Thomas knows all about it.
So he knows that any real resurrection
will have to come out of ruin,
will have to come out of suffering,

will have to come out still bearing the scars
inflicted by the unjust world.

Ask him not
if he believes in
merely a God
who is greater than suffering or death;

any God worth the name
would surely prove immortal,
who may be able to pretend our pain
but could never share it in truth.

No, what Thomas wants to see
is the Lord who rises from
death by crucifixion,
who rises
from the worst that our world can do:
who rises
from hells of corruption and cruelty,
who rises
from violence and terror and hate,
who rises
from rape and torture and war,

who rises
from hunger and disease and squalor,
who rises
torn and terribly scarred
yet walking among us still,

who will touch us in
our woundedness,
who will hold us in
our brokenness,
who sees in us
the prints left by the nails,

who will put his own hurt hand upon
our heartache, fear and despair
and breathe his healing peace
into our souls.
This is who Thomas wants to see – the only
Lord he wants to believe in.
Thomas just wants to see
Copyright ©2016 by Andrew King

Like Thomas, I, too want more; I believe and want to see Jesus.

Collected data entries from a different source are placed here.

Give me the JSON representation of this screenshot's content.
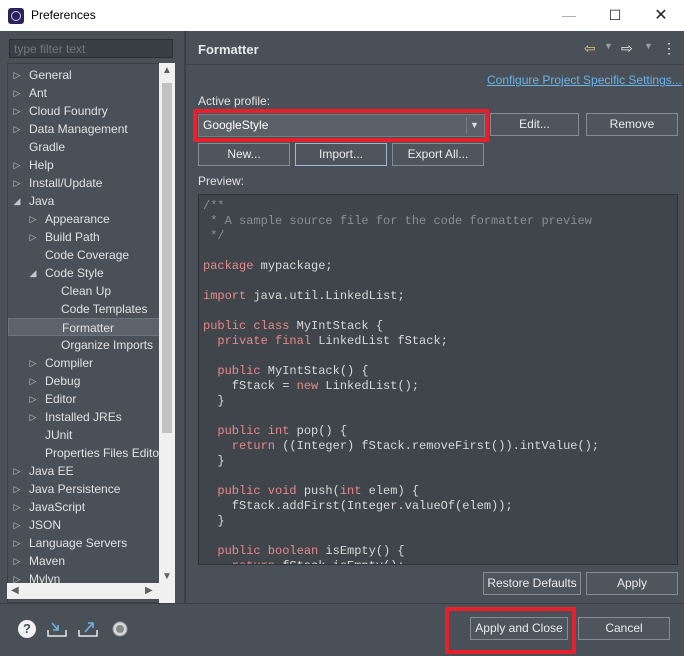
{
  "window": {
    "title": "Preferences",
    "minimize_glyph": "—",
    "maximize_glyph": "☐",
    "close_glyph": "✕"
  },
  "filter": {
    "placeholder": "type filter text"
  },
  "tree": [
    {
      "label": "General",
      "depth": 0,
      "toggle": "collapsed"
    },
    {
      "label": "Ant",
      "depth": 0,
      "toggle": "collapsed"
    },
    {
      "label": "Cloud Foundry",
      "depth": 0,
      "toggle": "collapsed"
    },
    {
      "label": "Data Management",
      "depth": 0,
      "toggle": "collapsed"
    },
    {
      "label": "Gradle",
      "depth": 0,
      "toggle": "none"
    },
    {
      "label": "Help",
      "depth": 0,
      "toggle": "collapsed"
    },
    {
      "label": "Install/Update",
      "depth": 0,
      "toggle": "collapsed"
    },
    {
      "label": "Java",
      "depth": 0,
      "toggle": "expanded"
    },
    {
      "label": "Appearance",
      "depth": 1,
      "toggle": "collapsed"
    },
    {
      "label": "Build Path",
      "depth": 1,
      "toggle": "collapsed"
    },
    {
      "label": "Code Coverage",
      "depth": 1,
      "toggle": "none"
    },
    {
      "label": "Code Style",
      "depth": 1,
      "toggle": "expanded"
    },
    {
      "label": "Clean Up",
      "depth": 2,
      "toggle": "none"
    },
    {
      "label": "Code Templates",
      "depth": 2,
      "toggle": "none"
    },
    {
      "label": "Formatter",
      "depth": 2,
      "toggle": "none",
      "selected": true
    },
    {
      "label": "Organize Imports",
      "depth": 2,
      "toggle": "none"
    },
    {
      "label": "Compiler",
      "depth": 1,
      "toggle": "collapsed"
    },
    {
      "label": "Debug",
      "depth": 1,
      "toggle": "collapsed"
    },
    {
      "label": "Editor",
      "depth": 1,
      "toggle": "collapsed"
    },
    {
      "label": "Installed JREs",
      "depth": 1,
      "toggle": "collapsed"
    },
    {
      "label": "JUnit",
      "depth": 1,
      "toggle": "none"
    },
    {
      "label": "Properties Files Editor",
      "depth": 1,
      "toggle": "none"
    },
    {
      "label": "Java EE",
      "depth": 0,
      "toggle": "collapsed"
    },
    {
      "label": "Java Persistence",
      "depth": 0,
      "toggle": "collapsed"
    },
    {
      "label": "JavaScript",
      "depth": 0,
      "toggle": "collapsed"
    },
    {
      "label": "JSON",
      "depth": 0,
      "toggle": "collapsed"
    },
    {
      "label": "Language Servers",
      "depth": 0,
      "toggle": "collapsed"
    },
    {
      "label": "Maven",
      "depth": 0,
      "toggle": "collapsed"
    },
    {
      "label": "Mylyn",
      "depth": 0,
      "toggle": "collapsed"
    }
  ],
  "page": {
    "title": "Formatter",
    "configure_link": "Configure Project Specific Settings...",
    "active_profile_label": "Active profile:",
    "profile_value": "GoogleStyle",
    "buttons": {
      "edit": "Edit...",
      "remove": "Remove",
      "new": "New...",
      "import": "Import...",
      "export_all": "Export All...",
      "restore_defaults": "Restore Defaults",
      "apply": "Apply"
    },
    "preview_label": "Preview:"
  },
  "preview_code": [
    [
      {
        "t": "/**",
        "c": "cm"
      }
    ],
    [
      {
        "t": " * A sample source file for the code formatter preview",
        "c": "cm"
      }
    ],
    [
      {
        "t": " */",
        "c": "cm"
      }
    ],
    [],
    [
      {
        "t": "package",
        "c": "kw"
      },
      {
        "t": " mypackage;",
        "c": ""
      }
    ],
    [],
    [
      {
        "t": "import",
        "c": "kw"
      },
      {
        "t": " java.util.LinkedList;",
        "c": ""
      }
    ],
    [],
    [
      {
        "t": "public class",
        "c": "kw"
      },
      {
        "t": " MyIntStack {",
        "c": ""
      }
    ],
    [
      {
        "t": "  private final",
        "c": "kw"
      },
      {
        "t": " LinkedList fStack;",
        "c": ""
      }
    ],
    [],
    [
      {
        "t": "  public",
        "c": "kw"
      },
      {
        "t": " MyIntStack() {",
        "c": ""
      }
    ],
    [
      {
        "t": "    fStack = ",
        "c": ""
      },
      {
        "t": "new",
        "c": "kw"
      },
      {
        "t": " LinkedList();",
        "c": ""
      }
    ],
    [
      {
        "t": "  }",
        "c": ""
      }
    ],
    [],
    [
      {
        "t": "  public int",
        "c": "kw"
      },
      {
        "t": " pop() {",
        "c": ""
      }
    ],
    [
      {
        "t": "    return",
        "c": "kw"
      },
      {
        "t": " ((Integer) fStack.removeFirst()).intValue();",
        "c": ""
      }
    ],
    [
      {
        "t": "  }",
        "c": ""
      }
    ],
    [],
    [
      {
        "t": "  public void",
        "c": "kw"
      },
      {
        "t": " push(",
        "c": ""
      },
      {
        "t": "int",
        "c": "kw"
      },
      {
        "t": " elem) {",
        "c": ""
      }
    ],
    [
      {
        "t": "    fStack.addFirst(Integer.valueOf(elem));",
        "c": ""
      }
    ],
    [
      {
        "t": "  }",
        "c": ""
      }
    ],
    [],
    [
      {
        "t": "  public boolean",
        "c": "kw"
      },
      {
        "t": " isEmpty() {",
        "c": ""
      }
    ],
    [
      {
        "t": "    return",
        "c": "kw"
      },
      {
        "t": " fStack.isEmpty();",
        "c": ""
      }
    ]
  ],
  "footer": {
    "apply_close": "Apply and Close",
    "cancel": "Cancel",
    "help_glyph": "?"
  },
  "colors": {
    "highlight_red": "#e8202e",
    "keyword": "#e58a8a",
    "comment": "#8c8f93",
    "link": "#6cb3e6"
  }
}
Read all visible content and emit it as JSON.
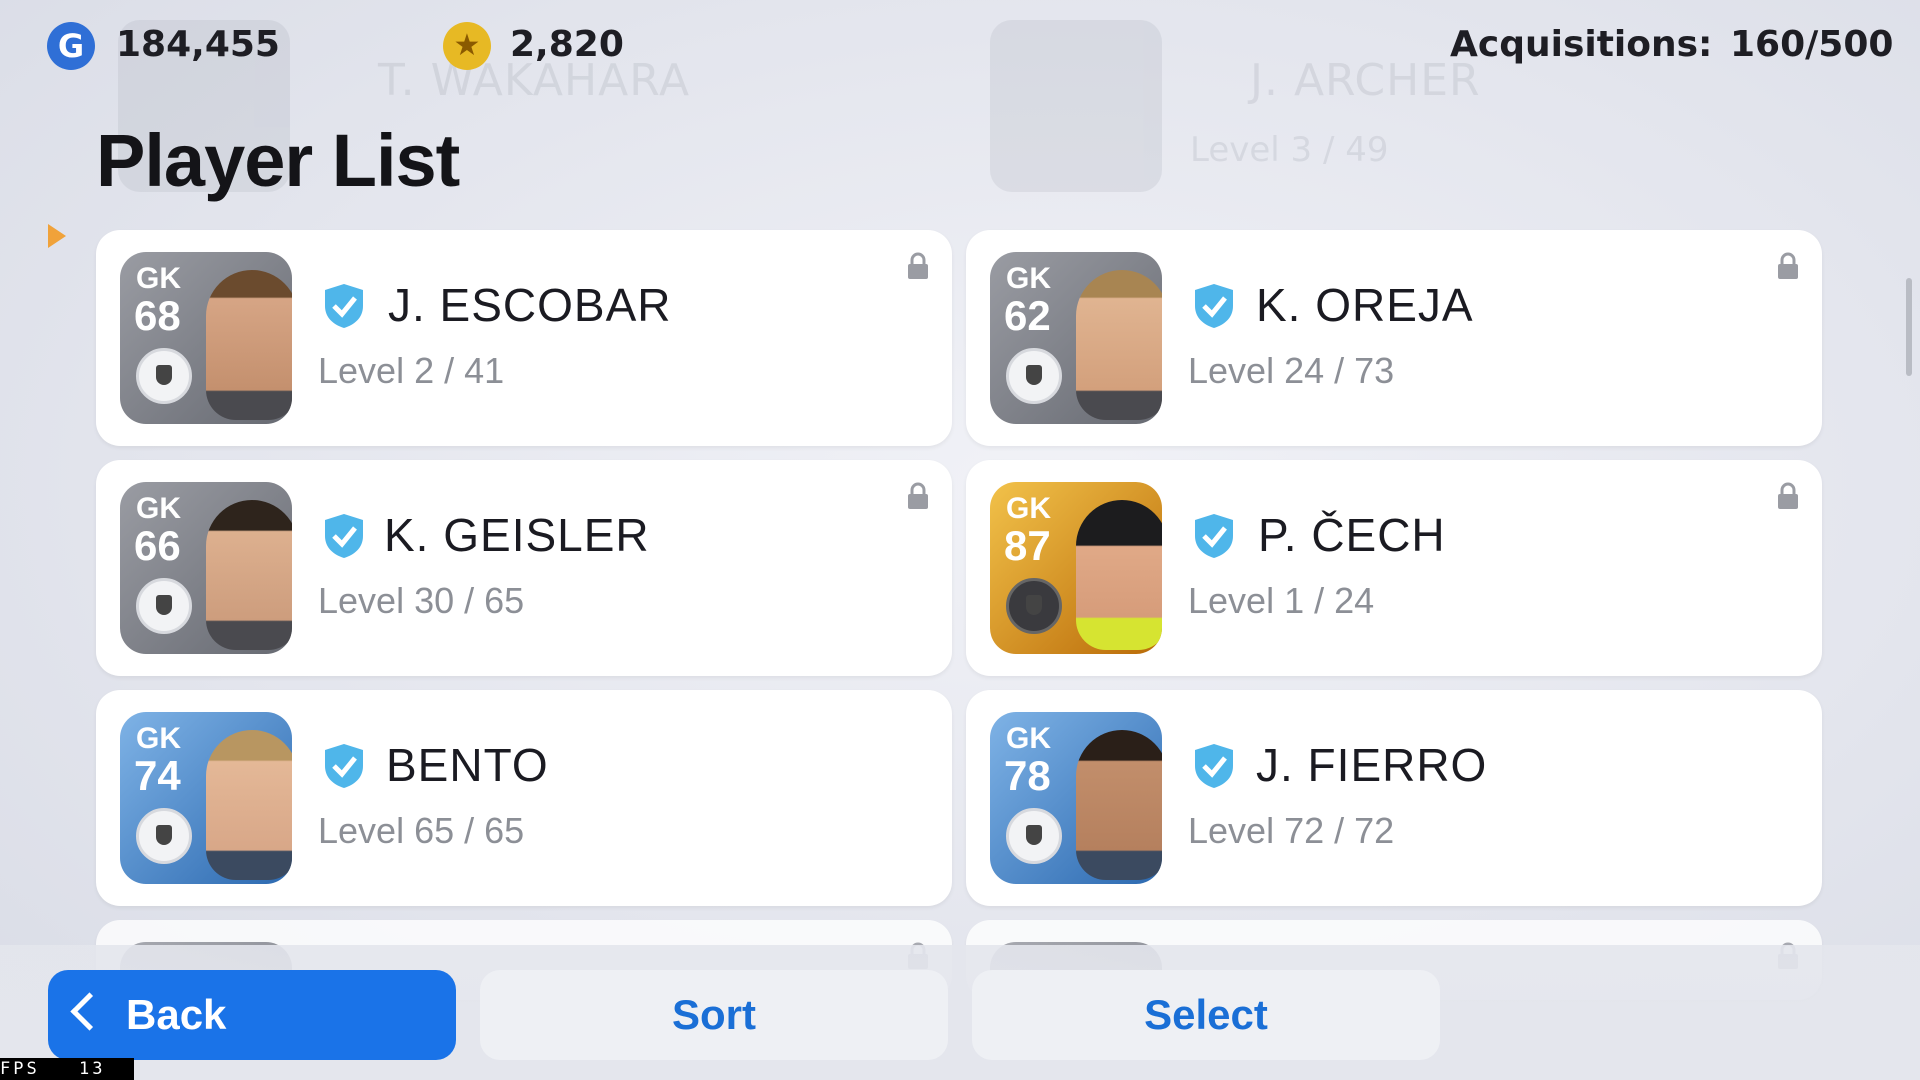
{
  "topbar": {
    "gp_value": "184,455",
    "coins_value": "2,820",
    "acquisitions_label": "Acquisitions:",
    "acquisitions_value": "160/500"
  },
  "title": "Player List",
  "background_rows": [
    {
      "name": "T. WAKAHARA"
    },
    {
      "name": "J. ARCHER",
      "level": "Level 3 / 49"
    }
  ],
  "players": [
    {
      "position": "GK",
      "rating": "68",
      "name": "J. ESCOBAR",
      "level": "Level 2 / 41",
      "locked": true,
      "card_style": "grey"
    },
    {
      "position": "GK",
      "rating": "62",
      "name": "K. OREJA",
      "level": "Level 24 / 73",
      "locked": true,
      "card_style": "grey"
    },
    {
      "position": "GK",
      "rating": "66",
      "name": "K. GEISLER",
      "level": "Level 30 / 65",
      "locked": true,
      "card_style": "grey"
    },
    {
      "position": "GK",
      "rating": "87",
      "name": "P. ČECH",
      "level": "Level 1 / 24",
      "locked": true,
      "card_style": "gold"
    },
    {
      "position": "GK",
      "rating": "74",
      "name": "BENTO",
      "level": "Level 65 / 65",
      "locked": false,
      "card_style": "blue"
    },
    {
      "position": "GK",
      "rating": "78",
      "name": "J. FIERRO",
      "level": "Level 72 / 72",
      "locked": false,
      "card_style": "blue"
    }
  ],
  "buttons": {
    "back": "Back",
    "sort": "Sort",
    "select": "Select"
  },
  "fps": {
    "label": "FPS",
    "value": "13"
  },
  "colors": {
    "accent": "#1a73e8",
    "verified": "#4fb6ea",
    "level_text": "#8c8f96"
  }
}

And, maybe you
do as well.
I’m convinced that’s exactly what our world needs. But in reality, it’s now up to
you and me. We are Jesus’ face, hands, and feet. We are the Body of Christ.
It’s up to us to show our scars, to touch with our hurting, healing hands, to breathe
words of peace and hope, to love as we are loved.

Now, it’s up to us, if the world is going to see Jesus.